For people looking for something to criticize, business can be an easy target. First, it’s ubiquitous—there are companies all around us that we work for and buy from. Second, like all individuals and organizations, businesses sometimes make mistakes.
That said, business is one of the best things most countries and communities have going for them. Businesses supply much needed products, provide critical employment, and pay valuable taxes, among other important outcomes. Without businesses, our lives would be much more challenging. Take a moment to look around you—the technology you’re using, the food you’re eating, the clothes you’re wearing are all made possible by hundreds of businesses working together to satisfy your needs.
Business certainly is a huge force behind our fruitful existence, but is that enough? Many would say, “Yes,” which is an argument that’s hard to refute for the reasons referenced above.
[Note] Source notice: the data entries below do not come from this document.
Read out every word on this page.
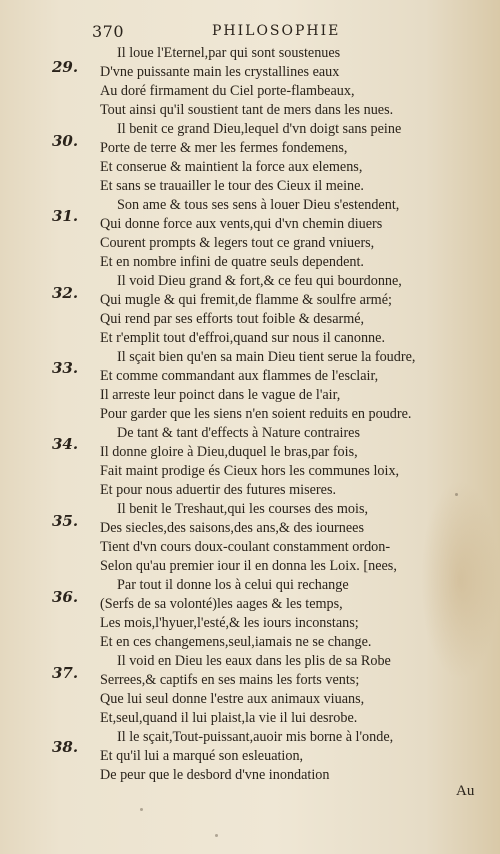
370	PHILOSOPHIE
29.
30.
31.
32.
33.
34.
35.
36.
37.
38.
Il loue l'Eternel,par qui sont soustenues
D'vne puissante main les crystallines eaux
Au doré firmament du Ciel porte-flambeaux,
Tout ainsi qu'il soustient tant de mers dans les nues.
Il benit ce grand Dieu,lequel d'vn doigt sans peine
Porte de terre & mer les fermes fondemens,
Et conserue & maintient la force aux elemens,
Et sans se trauailler le tour des Cieux il meine.
Son ame & tous ses sens à louer Dieu s'estendent,
Qui donne force aux vents,qui d'vn chemin diuers
Courent prompts & legers tout ce grand vniuers,
Et en nombre infini de quatre seuls dependent.
Il void Dieu grand & fort,& ce feu qui bourdonne,
Qui mugle & qui fremit,de flamme & soulfre armé;
Qui rend par ses efforts tout foible & desarmé,
Et r'emplit tout d'effroi,quand sur nous il canonne.
Il sçait bien qu'en sa main Dieu tient serue la foudre,
Et comme commandant aux flammes de l'esclair,
Il arreste leur poinct dans le vague de l'air,
Pour garder que les siens n'en soient reduits en poudre.
De tant & tant d'effects à Nature contraires
Il donne gloire à Dieu,duquel le bras,par fois,
Fait maint prodige és Cieux hors les communes loix,
Et pour nous aduertir des futures miseres.
Il benit le Treshaut,qui les courses des mois,
Des siecles,des saisons,des ans,& des iournees
Tient d'vn cours doux-coulant constamment ordon-
Selon qu'au premier iour il en donna les Loix. [nees,
Par tout il donne los à celui qui rechange
(Serfs de sa volonté)les aages & les temps,
Les mois,l'hyuer,l'esté,& les iours inconstans;
Et en ces changemens,seul,iamais ne se change.
Il void en Dieu les eaux dans les plis de sa Robe
Serrees,& captifs en ses mains les forts vents;
Que lui seul donne l'estre aux animaux viuans,
Et,seul,quand il lui plaist,la vie il lui desrobe.
Il le sçait,Tout-puissant,auoir mis borne à l'onde,
Et qu'il lui a marqué son esleuation,
De peur que le desbord d'vne inondation
Au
At the same time, every area of life has its overachievers, people who aren’t satisfied with standard measures of success but who push themselves to do better and accomplish more. In a business context those overachievers are social entrepreneurs.
What is social entrepreneurship? It’s “developing innovative business models that blend traditional capitalism with solutions that address the long-term needs of our planet.” In other words, social enterprises not only satisfy their own economic goals and the needs of their main stakeholders (customers, employees, owners), they also intentionally take-on at least one pressing societal need, e.g., poverty, environmental sustainability, health, education, etc.
One well-known social enterprise is Toms, which helps a person in need, for every product purchased. Toms’ “One for One” model started by just giving shoes, but the company has since extended its benevolence to improving eyesight, ensuring safe childbirth, providing clean water, and battling bullying.
Another firm with a fully integrated social mission is Revolution Foods, which aims “to build lifelong healthy eaters by making kid-inspired, chef-crafted® food accessible to all.” Recognizing the epidemics of obesity and poor nutrition that plague our youth, Revolution Foods has developed a profit-based business model to attack these challenges head-on, providing children in schools in over 15 states with food that’s both delicious and nutritious.
When we hear of examples like Toms and Revolution Foods, it’s easy to think that such social responsibility is out of reach for most entrepreneurs; however, hundreds of people recently saw that belief battered. It happened on the campus of Messiah College, near Harrisburg, PA, during the school’s second annual Impact Venture Challenge (IVC).
The IVC is a year-long competition in which teams of budding entrepreneurs develop business plans under the tutelage of expert mentors. Eventually the six top teams compete in a culminating event that somewhat resembles ABC’s Shark Tank. A panel of judges and an energetic audience hear the teams’ final pitches and together vote to determine the first ($5,000), second ($3,000), and third ($2,000) place winners.
The IVC differs from Shark Tank in many ways, but one of the biggest distinctions is that all IVC competitors are social enterprises. Like the founders of Toms and Revolution Foods, these young entrepreneurs have developed business plans that simultaneously target both commercial and community goals. All of the finalists from this year's competition were fabulous, but here are the top three teams:
1. Accounting Beyond Borders: It’s a nonprofit organization (in formation) that serves the accounting and business needs of missionaries and mission organizations in Panama and other parts of the world, allowing those individuals and organizations to focus their energy on their primary callings.
2. Sapwood: This fledgling company has develop a unique, all natural air freshener that improves the aroma of automobiles without the potentially hazardous chemicals found in most store bought air fresheners, thus eliminating negative impacts to health and the environment.
3. Omega Swap: This company decreases college campuses’ carbon footprints and consumerism by bringing together students who want to buy and sell goods that otherwise might end up in dumpsters and landfills.
Like other social entrepreneurs, the IVC students "are individuals with innovative solutions to society’s most pressing social problems. They are ambitious and persistent, tackling major social issues and offering new ideas for wide-scale change." In short, they’re not satisfied to simply serve themselves and a few specific stakeholder groups; rather, they want to accomplish a greater good and in one way change the world.
Social enterprises with viable business plans typically include effective marketing that creates stakeholder value. Such organizations also tend to embrace standards that naturally uphold societal values like fairness and respect. Together these two criteria equate to “Mindful Marketing.” However, social entrepreneurship's intentionally broader impact for good suggests that an even higher category may be needed, perhaps one we should call “More Mindful Marketing.”